At a time when the FDA can little afford another reputation challenge, an advisory panel review for Biogen's much-debated Alzheimer's candidate turned out to be a debacle—and the fallout was immediate.
Scientists, researchers and analysts piled on the agency after the panel of outside experts first roasted the agency's hype for aducanumab and then capped it off with a resounding “no” vote for approval.
The FDA's image is already under a cloud after this year's emergency authorizations of questionable COVID-19 treatments—under apparent political pressure. FDA Commissioner Stephen Hahn was forced to apologize for misrepresenting data on convalescent plasma at a presidential press conference. As if to redeem those mistakes, the agency took some quick steps to de-politicize vaccine development as the election loomed.
A hit to the FDA's reputation isn't just about the agency, either. It bleeds onto the pharma industry, too, as consumers take to social media to voice their worries about drugs FDA approves—and, crucially, question a COVID-19 vaccine even if stamped with the agency's approval.
Enter aducanumab, which has been controversial for years, and only came out of the Biogen dustbin after a follow-up analysis of one trial offered a glimmer of hope. Ahead of the meeting, the sliced-and-diced data itself came in for criticism from analysts and beyond.

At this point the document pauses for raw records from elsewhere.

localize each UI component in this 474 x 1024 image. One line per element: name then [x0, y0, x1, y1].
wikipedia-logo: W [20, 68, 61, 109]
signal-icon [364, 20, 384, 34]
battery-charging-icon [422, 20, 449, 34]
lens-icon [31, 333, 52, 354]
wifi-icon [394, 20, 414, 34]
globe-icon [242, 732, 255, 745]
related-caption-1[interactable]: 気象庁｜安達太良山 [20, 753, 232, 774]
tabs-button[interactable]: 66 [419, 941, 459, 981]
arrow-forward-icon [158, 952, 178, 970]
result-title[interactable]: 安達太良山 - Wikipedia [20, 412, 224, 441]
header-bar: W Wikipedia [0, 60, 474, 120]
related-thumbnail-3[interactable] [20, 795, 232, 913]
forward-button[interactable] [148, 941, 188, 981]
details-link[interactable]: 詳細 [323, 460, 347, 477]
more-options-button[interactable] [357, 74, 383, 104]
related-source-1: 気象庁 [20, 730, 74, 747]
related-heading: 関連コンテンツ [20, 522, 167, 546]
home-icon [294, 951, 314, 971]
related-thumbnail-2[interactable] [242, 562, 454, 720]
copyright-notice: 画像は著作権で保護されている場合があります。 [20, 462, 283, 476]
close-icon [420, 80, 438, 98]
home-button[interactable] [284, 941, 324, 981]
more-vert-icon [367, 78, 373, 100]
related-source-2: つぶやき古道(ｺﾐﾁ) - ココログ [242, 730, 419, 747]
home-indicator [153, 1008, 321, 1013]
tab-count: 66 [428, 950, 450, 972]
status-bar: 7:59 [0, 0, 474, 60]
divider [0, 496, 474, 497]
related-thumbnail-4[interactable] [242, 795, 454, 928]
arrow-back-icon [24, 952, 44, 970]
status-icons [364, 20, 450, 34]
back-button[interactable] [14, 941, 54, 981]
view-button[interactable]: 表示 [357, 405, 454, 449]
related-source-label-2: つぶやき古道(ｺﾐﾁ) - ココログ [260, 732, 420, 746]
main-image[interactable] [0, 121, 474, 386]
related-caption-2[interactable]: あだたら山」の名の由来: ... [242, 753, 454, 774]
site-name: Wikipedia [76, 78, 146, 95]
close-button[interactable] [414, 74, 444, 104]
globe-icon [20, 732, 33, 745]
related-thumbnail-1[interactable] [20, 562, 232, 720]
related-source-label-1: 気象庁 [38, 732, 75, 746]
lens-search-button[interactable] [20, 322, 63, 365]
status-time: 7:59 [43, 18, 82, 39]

The FDA put itself in the line of fire by publishing pre-meeting documents that seemed designed to push for a full-on approval, despite some less-than-flattering statistical analyses buried in the briefing packet.
“The applicant has provided substantial evidence of effectiveness to support approval,” the documents said up front, in a sentence that rang across social media when the documents were released.
During Friday's meeting, the panelists excoriated FDA officials for teeing up aducanumab for a rubberstamp approval. In the end, they voted unanimously against backing the drug for approval, with one abstention.
Former FDA reviewer Erick Turner, M.D., called the AdComm “kabuki theater,” on Twitter, adding later that the “FDA is on a slippery slope. Later step could be to fire statisticians.”
Analysts quickly said the discussion and vote didn't bode well for the Biogen drug—partly because the FDA simply can't afford to give it a green light now.
“Approving aducanumab, in the face of such an overwhelmingly negative vote and commentary, is virtually impossible and would destroy the agency's reputation at a very tenuous time for the regulator, ahead of potential actions on COVID vaccines,” Baird’s Brian Skorney wrote.
Bloomberg’s biotech and pharma columnist Max Nisen wrote the day before the AdComm about the public trust and image issue the FDA was courting.
RELATED: FDA panel slams Biogen's controversial Alzheimer's med
“The agency’s reputation eroded this year after ill-advised emergency authorizations of hydroxychloroquine and convalescent plasma to treat Covid-19,” he said. “As it attempts to rebuild trust ahead of the evaluation and rollout of a Covid-19 vaccine, it should demonstrate that there's still a high bar instead of further tarnishing its image.”
Yet that’s exactly what may happen. It’s still possible the FDA could approve the drug; it generally follows panel recommendations but isn’t required to do so.
As SVB Leerink analysts wrote, “While we have never seen a drug get approved with such a negative panel, we also have never seen FDA briefing documents that were so blatantly obvious about the FDA’s positive view.”
While the aducanumab AdComm was unusual in its intensity, there have been other cases where negative panel recommendations still ended in an FDA drug approval. Sarepta’s Duchenne muscular dystrophy med Exondys 51 got a nod in 2016 despite having limited data and a negative AdComm. Its more recent Duchenne drug Vyondys 53 was initially rejected by the FDA in August 2019, but in a surprise approval, greenlighted in December.
The aducanumab approval went through the same FDA neuroscience advisory group, led by director Billy Dunn, as the Sarepta drugs.
Karyopharm Therapeutics’ Xpovio to treat multiple myeloma was approved in July after an advisory committee voted against the approval due to safety concerns.
Statistically, however, the opposite is generally true.
A study last year found that only 22% of the FDA’s final actions were “discordant” with AdComm recommendations.
Among the 82 panels when the two disagreed, 75% of the cases were favorable recommendations where the FDA acted more restrictively, while the other 25% were negative AdComms where the FDA acted less restrictively, according to the study by Millbank Quarterly which looked at 376 voting meetings from 2008-2015.
Its summary? “The FDA disagrees with the recommendation of its advisory committees a minority of the time, and in these cases it tends to be less likely to approve new products or supplemental indications and take safety actions.”